The Hospitality of Convenience Stores
First, the number one of Japanese hospitality is this!
No matter how hard you look elsewhere in the world, the sort of hospitality you get at these small supermarkets is impossible to find.
If we were to list examples of the free services you get, the 24 hour service is obvious, and the number of products they sell is such that you can buy anything you need in your everyday life.
You can ship things to your home at the register, you can pay your bills, and anyone can use the restroom (which is always clean) for free.
You can buy instant noodles, and cook it using their free hot water.
They warm up your side dishes and lunch boxes for free, and they pack the things you buy into a shopping bag for free.
Tip? No, no, Japanese employees won’t accept tips. Everything is done as a free service.
I wonder how many times I said free?
If it becomes common knowledge in foreign countries, it will probably be the first and the last “omotenashi” that they’ll anticipate.
The Hospitality of Capsule Hotels
Without exception, these capsule hotels seem extremely popular with foreigners.
The scrupulous service despite the cheap price is good, and it seems that the unique beds that look like space ships are amusing.
One example of a free service is the communal shower room.
Also if they provide a bath (sometimes they also have a sauce and an onsen bath), you can bathe instead.

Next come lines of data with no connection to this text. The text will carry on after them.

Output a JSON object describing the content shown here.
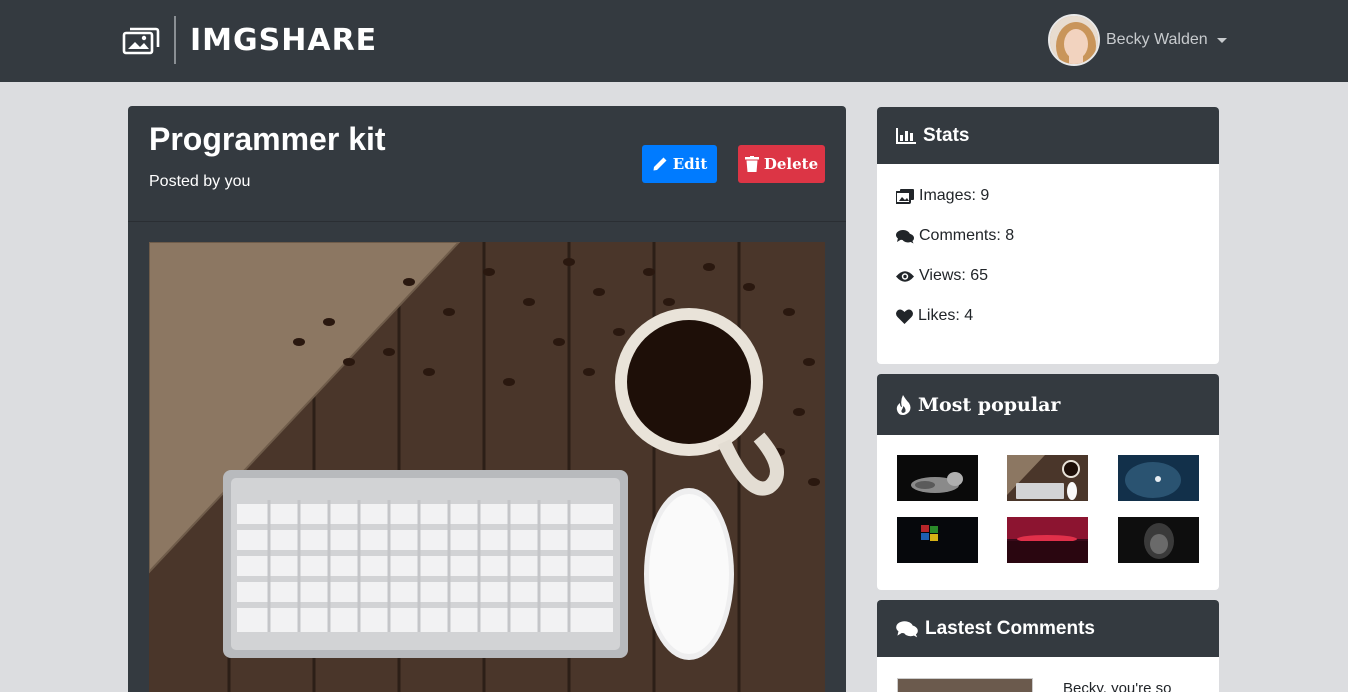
{
  "nav": {
    "brand": "IMGSHARE",
    "user_name": "Becky Walden"
  },
  "post": {
    "title": "Programmer kit",
    "subtitle": "Posted by you",
    "edit_label": "Edit",
    "delete_label": "Delete"
  },
  "stats": {
    "title": "Stats",
    "items": [
      {
        "icon": "images-icon",
        "label": "Images: 9"
      },
      {
        "icon": "comments-icon",
        "label": "Comments: 8"
      },
      {
        "icon": "eye-icon",
        "label": "Views: 65"
      },
      {
        "icon": "heart-icon",
        "label": "Likes: 4"
      }
    ]
  },
  "popular": {
    "title": "Most popular"
  },
  "comments": {
    "title": "Lastest Comments",
    "items": [
      {
        "text": "Becky, you're so"
      }
    ]
  },
  "colors": {
    "navbar": "#343a40",
    "edit": "#007bff",
    "delete": "#dc3545",
    "page_bg": "#dcdde0"
  }
}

They’ll loan you a towel and a hair dryer for free, and you can use a digital alarm clock as much as you’d like.
They prepare shampoo, conditioner, toothbrushes, toothpaste, and toiletries in advance and you can use them for free.

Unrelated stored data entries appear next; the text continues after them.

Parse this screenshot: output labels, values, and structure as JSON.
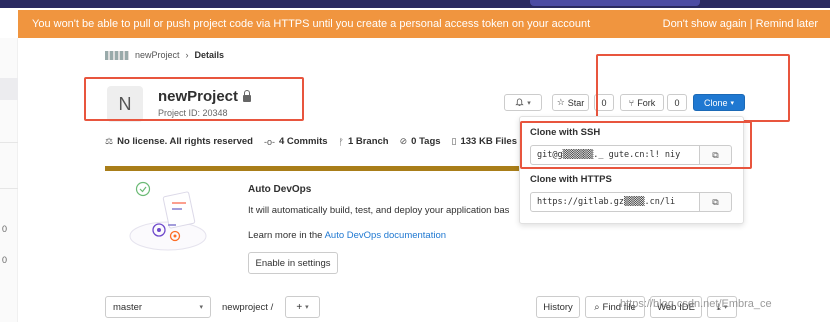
{
  "banner": {
    "message": "You won't be able to pull or push project code via HTTPS until you create a personal access token on your account",
    "actions": "Don't show again | Remind later"
  },
  "left_rail": {
    "marks": [
      "0",
      "0"
    ]
  },
  "breadcrumb": {
    "project": "newProject",
    "separator": "›",
    "current": "Details"
  },
  "project": {
    "avatar_letter": "N",
    "name": "newProject",
    "id_label": "Project ID: 20348"
  },
  "actions": {
    "star_label": "Star",
    "star_count": "0",
    "fork_label": "Fork",
    "fork_count": "0",
    "clone_label": "Clone"
  },
  "stats": {
    "license": "No license. All rights reserved",
    "commits": "4 Commits",
    "branches": "1 Branch",
    "tags": "0 Tags",
    "files": "133 KB Files"
  },
  "auto_devops": {
    "title": "Auto DevOps",
    "text": "It will automatically build, test, and deploy your application bas",
    "learn_prefix": "Learn more in the ",
    "learn_link": "Auto DevOps documentation",
    "enable_button": "Enable in settings"
  },
  "clone_dropdown": {
    "ssh_label": "Clone with SSH",
    "ssh_url": "git@g▒▒▒▒▒▒._ gute.cn:l! niy",
    "https_label": "Clone with HTTPS",
    "https_url": "https://gitlab.gz▒▒▒▒.cn/li"
  },
  "repo_bar": {
    "branch": "master",
    "path": "newproject",
    "path_sep": "/",
    "add": "+",
    "history": "History",
    "find_file": "Find file",
    "web_ide": "Web IDE"
  },
  "watermark": "https://blog.csdn.net/Embra_ce"
}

All of that, and the general price for one night including breakfast is about 2500 yen with the most expensive being 4000 yen.
If there are rooms meant for one person, you can compare it to the regular business hotel single rooms.

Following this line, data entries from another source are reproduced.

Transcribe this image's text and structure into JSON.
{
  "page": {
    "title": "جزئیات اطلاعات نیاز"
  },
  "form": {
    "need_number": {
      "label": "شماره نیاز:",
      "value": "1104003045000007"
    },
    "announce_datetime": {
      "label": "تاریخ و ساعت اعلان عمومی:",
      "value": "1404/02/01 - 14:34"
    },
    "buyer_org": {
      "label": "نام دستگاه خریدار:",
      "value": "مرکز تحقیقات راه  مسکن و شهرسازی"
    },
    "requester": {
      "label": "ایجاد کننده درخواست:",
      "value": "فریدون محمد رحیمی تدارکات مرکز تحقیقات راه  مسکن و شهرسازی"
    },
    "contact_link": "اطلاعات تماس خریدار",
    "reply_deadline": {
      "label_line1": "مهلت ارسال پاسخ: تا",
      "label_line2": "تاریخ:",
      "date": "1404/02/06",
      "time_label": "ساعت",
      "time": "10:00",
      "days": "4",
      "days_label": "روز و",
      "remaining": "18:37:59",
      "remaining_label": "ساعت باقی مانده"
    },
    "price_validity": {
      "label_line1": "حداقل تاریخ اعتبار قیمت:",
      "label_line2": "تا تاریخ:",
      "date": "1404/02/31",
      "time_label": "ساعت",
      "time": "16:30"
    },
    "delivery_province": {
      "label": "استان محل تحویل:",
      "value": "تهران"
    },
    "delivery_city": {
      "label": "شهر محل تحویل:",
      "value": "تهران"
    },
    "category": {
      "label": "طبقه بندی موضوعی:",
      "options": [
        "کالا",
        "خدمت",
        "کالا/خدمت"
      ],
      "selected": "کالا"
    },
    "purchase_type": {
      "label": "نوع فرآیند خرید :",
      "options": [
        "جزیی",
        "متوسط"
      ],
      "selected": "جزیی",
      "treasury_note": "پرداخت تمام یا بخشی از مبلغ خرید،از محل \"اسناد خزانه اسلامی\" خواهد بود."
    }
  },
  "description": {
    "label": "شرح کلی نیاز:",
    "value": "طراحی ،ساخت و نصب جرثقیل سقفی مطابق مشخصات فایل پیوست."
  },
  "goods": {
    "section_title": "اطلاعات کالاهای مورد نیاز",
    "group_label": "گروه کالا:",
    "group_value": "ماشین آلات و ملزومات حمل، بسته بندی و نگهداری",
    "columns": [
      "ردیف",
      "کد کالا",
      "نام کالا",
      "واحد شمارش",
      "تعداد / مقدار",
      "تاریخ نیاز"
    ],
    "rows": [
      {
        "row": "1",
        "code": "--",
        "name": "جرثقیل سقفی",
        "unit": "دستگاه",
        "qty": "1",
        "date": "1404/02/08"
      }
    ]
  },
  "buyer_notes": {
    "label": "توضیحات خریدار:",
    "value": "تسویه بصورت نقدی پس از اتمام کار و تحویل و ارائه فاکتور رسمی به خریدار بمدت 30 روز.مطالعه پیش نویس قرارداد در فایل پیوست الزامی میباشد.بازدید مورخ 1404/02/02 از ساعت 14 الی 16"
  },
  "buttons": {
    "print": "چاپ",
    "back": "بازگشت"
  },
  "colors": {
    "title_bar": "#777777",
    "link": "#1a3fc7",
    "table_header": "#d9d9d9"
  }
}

There are private bathtubs, and receive high-quality service.
The price for one night with breakfast is between 4000 and 6000 yen.
The Hospitality of Hot Spring Inns
This is another place for hospitality that I recommend to foreigners who like Japanese culture, as you can feel the inherent characteristic of “nonchalant omotenashi” at these lodging institutions.
You can make reservations online, and then have a place to slip away from sight seeing and rest at for a fairly cheap price while still receiving high-quality service.
For example, once you finish your extravagant evening meal served by the gallant employee, you put on your comfortable yukata.
While you’re in the bath, they carefully spread out the futon in your room for you.
Actually because of this service, some foreigners think that they accidentally entered someone else’s room, and get considerably taken aback.
In Japanese inns, this is the usual service.
In short, from ancient times, Japan has consisted of a society where people have mutual trust in each other and you can say that the hospitality services is proof of that.